Coenzyme Q 10 has two main functions in the body, one is to play an important role in the process of transforming nutrients into energy in mitochondria, and the other is to have obvious anti-lipid peroxidation effect.
Since Harman put forward the free radical theory of aging in 1956, more and more experimental data have confirmed from different aspects that the oxidative damage of free radicals to biological macromolecules is the cause of aging and various senile diseases. Antioxidants can effectively scavenge free radicals and have the effect of delaying aging.
In the early 1980s, Ernst in Sweden revealed the antioxidant and free radical scavenging effects of coenzyme Q 10, which is a vitamin-like substance. Harman expounded the relationship between mitochondrial function and aging in 1972. The role of mitochondrial aging in the aging process of the body According to the latest report, the damage degree of oxygen free radicals to mitochondrial DNA is 16 times that to nuclear DNA. The reason may be that DNA in mitochondrial matrix is more likely to contact endogenous oxygen free radicals, and the repair mechanism of DNA in mitochondria is far less than that of nuclear DNA. Therefore, it is speculated that the damage of free radicals to mitochondrial DNA subunits increases with age.

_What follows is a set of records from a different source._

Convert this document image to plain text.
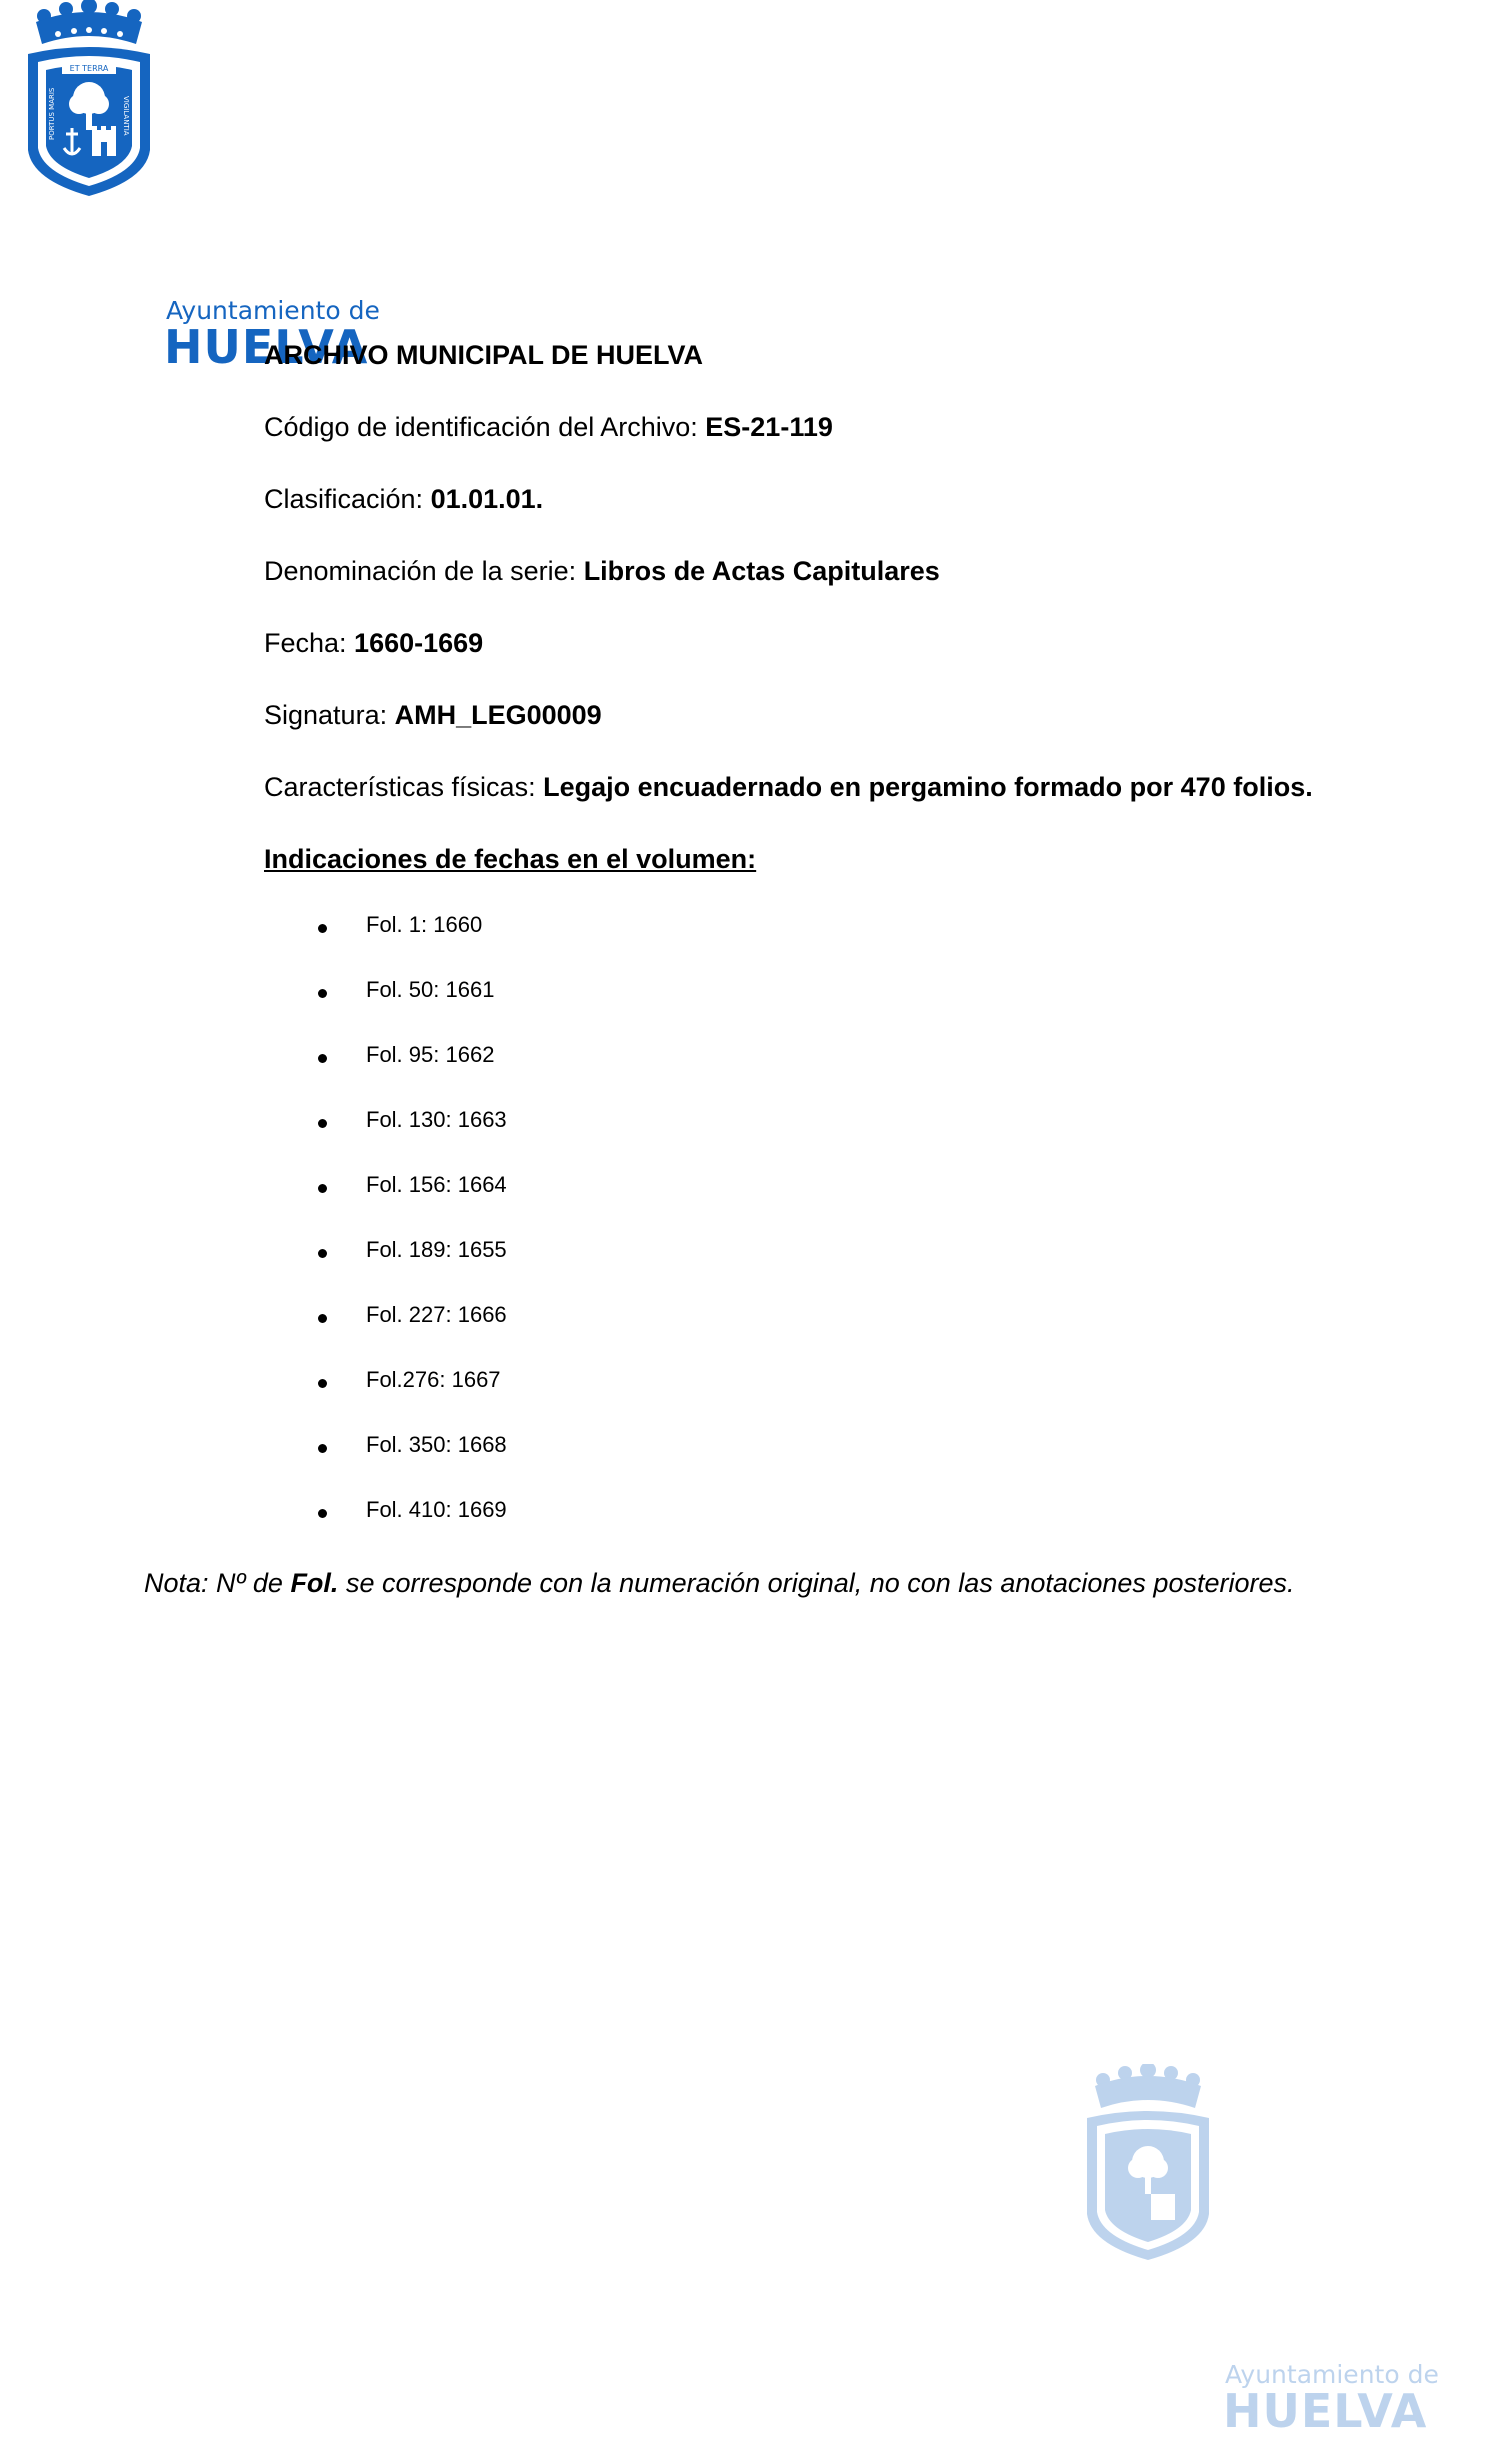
ET TERRA
PORTUS MARIS	VIGILANTIA
Ayuntamiento de
HUELVA
ARCHIVO MUNICIPAL DE HUELVA
Código de identificación del Archivo: ES-21-119
Clasificación: 01.01.01.
Denominación de la serie: Libros de Actas Capitulares
Fecha: 1660-1669
Signatura: AMH_LEG00009
Características físicas: Legajo encuadernado en pergamino formado por 470 folios.
Indicaciones de fechas en el volumen:
Fol. 1: 1660
Fol. 50: 1661
Fol. 95: 1662
Fol. 130: 1663
Fol. 156: 1664
Fol. 189: 1655
Fol. 227: 1666
Fol.276: 1667
Fol. 350: 1668
Fol. 410: 1669
Nota: Nº de Fol. se corresponde con la numeración original, no con las anotaciones posteriores.
Ayuntamiento de
HUELVA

The experiment on the relationship between aging and mitochondrial coenzyme Q 10 concentration shows that the decrease of mitochondrial coenzyme Q 10 concentration is an important aspect of skeletal muscle aging. An experimental study on aging rats showed that the content of coenzyme Q 10 in heart mitochondria of aging rats decreased, and the content in liver and skeletal muscle was lower. The decline of immune function with age is the result of free radical and free radical reaction. Coenzyme Q 10 is an effective antioxidant and free radical scavenger. Coenzyme Q 10, as a part of mitochondrial respiratory chain, is embedded in lipid bimolecular of mitochondrial inner membrane. Coenzyme Q 10 obtains two electrons from mitochondrial complex I or complex II, and then it becomes alcohol, and then it transfers electrons to complex III. Coenzyme Q 10 is consumed in large quantities and converted into alcohol form. It is not only an effective antioxidant, but also an electron carrier for sports. It transfers hydrogen atoms from their hydroxyl groups to lipid peroxide free radicals, thus reducing the lipid peroxide reaction in the inner membrane of mitochondria. In this process, free radical ubiquinone which is out of proportion to the alcohol forms of coenzyme Q 10 and coenzyme Q 10 is produced, or reacts with oxygen to form peroxide. Under the action of superoxide dismutase and catalase, free radical ubiquinone transports free radicals to realize detoxification, so that the cyclic respiratory chain continuously regenerates coenzyme Q 10 into alcohol form, and its antioxidant activity is restored.
The experiment shows that coenzyme Q 10 in the body can directly react with peroxide free radicals after it becomes alcohol, and vE can be regenerated, which plays an antioxidant role alone and in cooperation with vE. In vitro experiments also found that antioxidant coenzyme Q 10 can protect mammalian cells from apoptosis induced by mitochondrial oxidative stress, but tumor necrosis factor -(TNF-) or oncogene inactivating drugs have no such effect. Clinical research shows that oral administration of coenzyme Q 10 has a significant effect on the treatment of neurodegenerative diseases related to mitochondrial dysfunction and aging, such as Parkinson's disease, Huntington's disease and Alzheimer's Harmo's disease.
Immune function declines with age, which is the result of the reaction between free radicals and free radicals. Coenzyme Q 10, as a strong antioxidant, alone or in combination with vitamin B6 (pyridoxine), can inhibit the modification of microtubule system related to immune cell differentiation and activity by free radicals, enhance immune system and delay aging.